For control nets outlining a large class of topological polyhedra, not just tensor-product grids, bi-cubic polyhedral splines form a piecewise polynomial, first-order differentiable space that associates one function with each vertex. Akin to tensor-product splines, the resulting smooth surface approximates the polyhedron. Admissible polyhedral control nets consist of quadrilateral faces in a grid-like layout, star-configuration where n ≠ 4 quadrilateral faces join around an interior vertex, n-gon configurations, where 2n quadrilaterals surround an n-gon, polar configurations where a cone of n triangles meeting at a vertex is surrounded by a ribbon of n quadrilaterals, and three types of T-junctions where two quad-strips merge into one.

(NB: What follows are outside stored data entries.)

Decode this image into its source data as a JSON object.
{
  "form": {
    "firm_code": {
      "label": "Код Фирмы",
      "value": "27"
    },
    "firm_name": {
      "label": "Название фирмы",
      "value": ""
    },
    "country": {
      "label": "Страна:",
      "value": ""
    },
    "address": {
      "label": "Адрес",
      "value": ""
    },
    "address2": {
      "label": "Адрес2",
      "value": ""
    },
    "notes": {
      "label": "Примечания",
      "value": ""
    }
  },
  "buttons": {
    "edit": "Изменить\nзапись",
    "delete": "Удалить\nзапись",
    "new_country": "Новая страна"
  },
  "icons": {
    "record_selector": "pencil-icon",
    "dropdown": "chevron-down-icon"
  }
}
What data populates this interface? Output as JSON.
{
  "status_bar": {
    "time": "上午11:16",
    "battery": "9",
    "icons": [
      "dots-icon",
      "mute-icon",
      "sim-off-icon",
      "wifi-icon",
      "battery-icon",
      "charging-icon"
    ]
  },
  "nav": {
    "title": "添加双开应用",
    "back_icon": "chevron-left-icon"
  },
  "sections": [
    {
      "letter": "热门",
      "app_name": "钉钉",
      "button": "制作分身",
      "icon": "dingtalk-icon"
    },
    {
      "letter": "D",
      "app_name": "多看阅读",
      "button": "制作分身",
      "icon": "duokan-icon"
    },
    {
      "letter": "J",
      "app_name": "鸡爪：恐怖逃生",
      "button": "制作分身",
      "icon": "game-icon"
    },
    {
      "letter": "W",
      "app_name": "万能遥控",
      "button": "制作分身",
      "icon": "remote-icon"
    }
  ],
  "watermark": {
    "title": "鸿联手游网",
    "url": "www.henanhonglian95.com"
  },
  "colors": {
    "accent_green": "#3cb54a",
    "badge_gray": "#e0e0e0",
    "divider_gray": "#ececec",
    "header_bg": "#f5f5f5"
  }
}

The bi-cubic pieces of a polyhedral spline have matching derivatives along their break lines, possibly after a known change of variables. The pieces are represented in Bernstein-Bézier form with coefficients depending linearly on the polyhedral control net, so that evaluation, differentiation, integration, moments, and so on, are no more costly than for standard tensor-product splines. Bi-cubic polyhedral splines can be used both to model geometry and for computing functions on the geometry. Although polyhedral splines do not offer nested refinement by refinement of the control net, polyhedral splines support engineering analysis of curved smooth objects. Coarse nets typically suffice since the splines efficiently model curved features. Algorithm 1032 is a C++ library with input-output example pairs and an IGES output choice.

对于控制网概述了一大类拓扑多面体,而不仅仅是张量积网格,双三次多面体样条形成了一个分段多项式,一阶可微空间,将一个函数与每个顶点相关联。类似于张量积样条,得到的光滑表面近似于多面体。可接受的多面体控制网由网格状布局的四边形面组成,星形结构(n≠4个四边形面围绕一个内部顶点连接),n形结构(2n个四边形围绕一个n形),极形结构(n个三角形的圆锥在一个顶点会合,被n个四边形的带包围),以及三种类型的t形结(两个四边形合并为一个)。多面体样条的双立方块沿其断行具有匹配的导数,可能在已知变量变化之后。这些块以bernstein - bsamzier形式表示,其系数线性依赖于多面体控制网,因此评估、微分、积分、矩等并不比标准张量积样条花费更多。双三次多面体样条既可用于几何建模,也可用于几何上的函数计算。虽然多面体样条不能通过控制网的细化提供嵌套细化,但多面体样条支持曲面光滑对象的工程分析。粗网通常就足够了,因为样条可以有效地模拟曲线特征。算法1032是一个c++库,具有输入输出示例对和IGES输出选择。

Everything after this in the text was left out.